Giant Anomalous Hall Effect due to Double-Degenerate Quasi Flat Bands

TL;DR

This paper introduces a method to achieve giant anomalous Hall effects in materials with flat bands by leveraging small bandwidths to increase Berry curvature, validated through theoretical models and first-principles calculations.

Contribution

It presents a novel approach linking flat bands with giant AHE, supported by a simple model and realistic pyrochlore lattice calculations, suggesting experimental realizations.

Findings

Giant AHE is achieved by decreasing bandwidth in flat band systems.

Double-degenerate flat bands maximize momentum separation and Berry curvature.

First-principles calculations identify candidate pyrochlore and spinel compounds.

Abstract

We propose a novel approach to achieve giant AHE in materials with flat bands (FBs). FBs are accompanied by small electronic bandwidths, which consequently increases the momentum separation ($K$) within pair of Weyl points and thus the integrated Berry curvature. Starting from a simple model with a single pair of Weyl nodes, we demonstrated the increase of $K$ and AHE by decreasing bandwidth.
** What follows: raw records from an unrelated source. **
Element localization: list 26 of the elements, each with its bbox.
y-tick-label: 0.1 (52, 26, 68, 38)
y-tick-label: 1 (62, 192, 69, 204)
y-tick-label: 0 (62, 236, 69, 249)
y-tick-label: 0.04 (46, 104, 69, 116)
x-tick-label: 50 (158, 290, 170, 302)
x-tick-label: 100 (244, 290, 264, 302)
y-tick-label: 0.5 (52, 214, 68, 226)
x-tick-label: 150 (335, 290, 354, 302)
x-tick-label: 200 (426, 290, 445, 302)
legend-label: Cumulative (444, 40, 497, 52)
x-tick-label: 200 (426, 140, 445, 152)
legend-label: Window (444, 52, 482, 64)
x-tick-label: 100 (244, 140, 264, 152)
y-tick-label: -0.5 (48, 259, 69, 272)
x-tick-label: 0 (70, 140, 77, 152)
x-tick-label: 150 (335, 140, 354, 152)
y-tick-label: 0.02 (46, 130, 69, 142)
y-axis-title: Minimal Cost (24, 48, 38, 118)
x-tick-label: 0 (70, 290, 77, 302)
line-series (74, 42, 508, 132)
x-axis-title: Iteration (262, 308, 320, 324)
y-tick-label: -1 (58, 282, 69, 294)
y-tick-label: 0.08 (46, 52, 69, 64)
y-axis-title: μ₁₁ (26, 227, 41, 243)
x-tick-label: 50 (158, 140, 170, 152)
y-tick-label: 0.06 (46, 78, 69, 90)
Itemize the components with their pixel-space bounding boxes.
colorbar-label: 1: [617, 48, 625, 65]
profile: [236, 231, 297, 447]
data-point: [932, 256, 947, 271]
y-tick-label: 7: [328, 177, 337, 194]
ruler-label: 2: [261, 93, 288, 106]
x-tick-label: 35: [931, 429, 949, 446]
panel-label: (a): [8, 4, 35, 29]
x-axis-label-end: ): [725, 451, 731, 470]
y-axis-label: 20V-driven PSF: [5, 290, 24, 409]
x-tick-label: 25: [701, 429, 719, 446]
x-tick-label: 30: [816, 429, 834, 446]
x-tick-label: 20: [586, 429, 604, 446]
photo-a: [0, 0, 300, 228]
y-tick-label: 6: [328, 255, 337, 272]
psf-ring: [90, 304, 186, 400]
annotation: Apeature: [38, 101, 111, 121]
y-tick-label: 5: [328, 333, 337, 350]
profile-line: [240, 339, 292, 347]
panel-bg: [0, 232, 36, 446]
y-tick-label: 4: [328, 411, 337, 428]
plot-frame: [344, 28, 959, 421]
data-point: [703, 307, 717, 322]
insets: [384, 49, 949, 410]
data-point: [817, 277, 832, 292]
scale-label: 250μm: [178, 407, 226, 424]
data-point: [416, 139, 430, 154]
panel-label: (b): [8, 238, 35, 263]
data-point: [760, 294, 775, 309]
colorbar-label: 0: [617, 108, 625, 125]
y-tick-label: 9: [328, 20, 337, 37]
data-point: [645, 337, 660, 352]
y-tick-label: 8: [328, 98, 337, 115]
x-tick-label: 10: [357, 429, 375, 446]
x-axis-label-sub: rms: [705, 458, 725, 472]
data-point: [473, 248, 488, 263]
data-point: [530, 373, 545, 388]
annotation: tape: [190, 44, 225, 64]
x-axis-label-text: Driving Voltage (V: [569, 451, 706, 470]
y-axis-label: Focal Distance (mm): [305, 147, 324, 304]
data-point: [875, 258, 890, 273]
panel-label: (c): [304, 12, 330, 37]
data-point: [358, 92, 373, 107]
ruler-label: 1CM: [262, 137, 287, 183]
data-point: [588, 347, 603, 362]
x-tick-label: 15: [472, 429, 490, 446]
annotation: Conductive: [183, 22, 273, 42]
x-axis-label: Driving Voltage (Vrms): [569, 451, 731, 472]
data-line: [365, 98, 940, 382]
It is further expanded to a realistic pyrochlore lattice model with characteristic double degenerated FBs, where we discovered a giant AHE while maximizing the $K$ with nearly vanishing band dispersion of FBs. We identify that such model system can be realized in both pyrochlore and spinel compounds based on first-principles calculations, validating our theoretical model and providing a feasible platform for experimental exploration.